For those of you who are only familiar with Ware’s precise, carefully controlled marvels of precision comic art, these two volumes are something else altogether.
Basically they’re sketchbooks, not that different in essence from sketchbooks released by a number of comic artists and illustrators, with a mixture of sketches from life and fanciful doodling, often accented with handwritten notes.
You may notice a similarity in particular to the sketchbooks of Robert Crumb. Though not the marvellously expressive cartoonist that Crumb is, I think Ware is actually a better draftsman, despite his occasional notes of complaint about his own drawing ability.
What sets Ware apart from most, and invites comparison with Crumb, is the exceptional mind and original talent behind the sketches.
The drawings themselves are in turn loose, careful, freewheelingly imaginative, and when drawn from life, wonderfully observant, both of people and of everyday scenes.
Even those not familiar with Ware’s work, particularly if they enjoy sketchbooks, will find much to like in this volume. The sketches for the most part have a personal quality, the kind of honest, often casual, observations of what is a hand when one picks up a sketchbook. A far cry from the careful, self-conscious presentation drawings that many comic artists like to publish as “sketchbooks”.
Artists who frequently fill their own sketchbooks with observations from what’s around them whenever they get the chance will find common ground and inspiration here, quick sketches of people, sketched from angles the indicate the subject was often unaware of being drawn, and numerous room interiors and street scenes, drawn in simple line or detailed crosshatch pen and ink, and often colored with modest but very effective watercolor washes. There are travel sketches from Europe and “around the corner” scenes from Ware’s native Chigago. One is a very detailed watercolor and ink drawing of an airplane cabin, obviously filling as much time as possible on a trans-Atlantic flight.
There are lots of drawings of simple household objects, kitchen counters, tables, chairs and odds and ends like toy robots. There is also plenty of cartoon sketching, including sketches of classic early 20th Century comic characters, like those from Gasoline Alley, as well as sketches and doodles of his own characters, designs for his wonderful fake ads and other germinating ideas. There are lots of handwritten notes about where things were sketched, along with longer passages of various ideas, notions, ramblings, rants and diatribes, giving an unusual glimpse into his thought process.
There are also some comics stories, comics that are printed small enough to have you squinting, nose to the page, but comics nonetheless, and drawn much more freely than you will ever see in his finished comics.
I don’t know what size the original sketchbooks are, but most of the sketches have a feeling of being printed at the size they might have been done, so perhaps the comics were drawn that small.
Interestingly, the paper is off-white and flecked with spots and ink smudges, giving the book feeling of sketchbook pages that have been collected into a classic old library binding, another of Ware’s wonderfully imaginative an detailed book designs.

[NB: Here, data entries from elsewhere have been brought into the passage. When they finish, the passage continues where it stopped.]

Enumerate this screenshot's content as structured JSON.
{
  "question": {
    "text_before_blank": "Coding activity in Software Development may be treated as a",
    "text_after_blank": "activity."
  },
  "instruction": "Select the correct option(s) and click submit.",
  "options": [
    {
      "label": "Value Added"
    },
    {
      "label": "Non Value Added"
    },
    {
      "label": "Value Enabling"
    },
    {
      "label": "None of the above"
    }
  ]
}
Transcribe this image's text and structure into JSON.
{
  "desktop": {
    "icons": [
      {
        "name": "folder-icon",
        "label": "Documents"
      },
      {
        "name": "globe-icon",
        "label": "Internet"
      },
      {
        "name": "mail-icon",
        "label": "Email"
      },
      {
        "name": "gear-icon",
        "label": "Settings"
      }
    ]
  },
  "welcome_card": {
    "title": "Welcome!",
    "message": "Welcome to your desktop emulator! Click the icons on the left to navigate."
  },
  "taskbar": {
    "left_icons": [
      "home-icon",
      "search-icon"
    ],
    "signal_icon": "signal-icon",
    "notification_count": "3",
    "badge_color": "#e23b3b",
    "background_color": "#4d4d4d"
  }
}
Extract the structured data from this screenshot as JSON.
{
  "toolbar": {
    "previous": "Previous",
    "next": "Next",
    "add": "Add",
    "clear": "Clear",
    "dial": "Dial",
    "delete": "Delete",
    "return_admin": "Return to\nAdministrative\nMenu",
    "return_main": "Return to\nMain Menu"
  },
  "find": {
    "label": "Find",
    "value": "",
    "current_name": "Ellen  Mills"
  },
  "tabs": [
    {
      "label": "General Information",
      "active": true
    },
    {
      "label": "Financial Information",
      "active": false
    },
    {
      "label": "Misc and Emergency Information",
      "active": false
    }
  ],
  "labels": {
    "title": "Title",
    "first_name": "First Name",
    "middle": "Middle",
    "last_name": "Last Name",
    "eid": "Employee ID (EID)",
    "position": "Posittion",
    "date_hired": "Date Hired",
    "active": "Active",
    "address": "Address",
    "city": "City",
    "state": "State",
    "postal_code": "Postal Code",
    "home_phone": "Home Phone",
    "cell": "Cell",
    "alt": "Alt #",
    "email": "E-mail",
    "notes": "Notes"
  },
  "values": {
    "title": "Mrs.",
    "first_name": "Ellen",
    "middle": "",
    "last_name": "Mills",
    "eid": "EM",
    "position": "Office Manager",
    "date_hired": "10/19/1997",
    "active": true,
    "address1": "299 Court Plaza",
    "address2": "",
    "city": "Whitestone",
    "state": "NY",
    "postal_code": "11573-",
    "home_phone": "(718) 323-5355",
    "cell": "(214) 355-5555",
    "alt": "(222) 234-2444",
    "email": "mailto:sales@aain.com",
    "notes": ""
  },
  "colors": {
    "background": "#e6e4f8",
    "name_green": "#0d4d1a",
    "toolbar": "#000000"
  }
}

The image above is not an actual spread, but two separate pages I’ve put together to try to give an idea of the variety in the book.
All in all, this is a treat for fans of Chris Ware, and fans of sketching and sketchbooks in general. This is the second of two volumes, covering the years stated in the title. The first one was composed of sketchbook material from 1986-1995.
There are a few mentions of the first one on the web that include some images from that volume, and a scattering of mentions are begining to appear for Volume Two.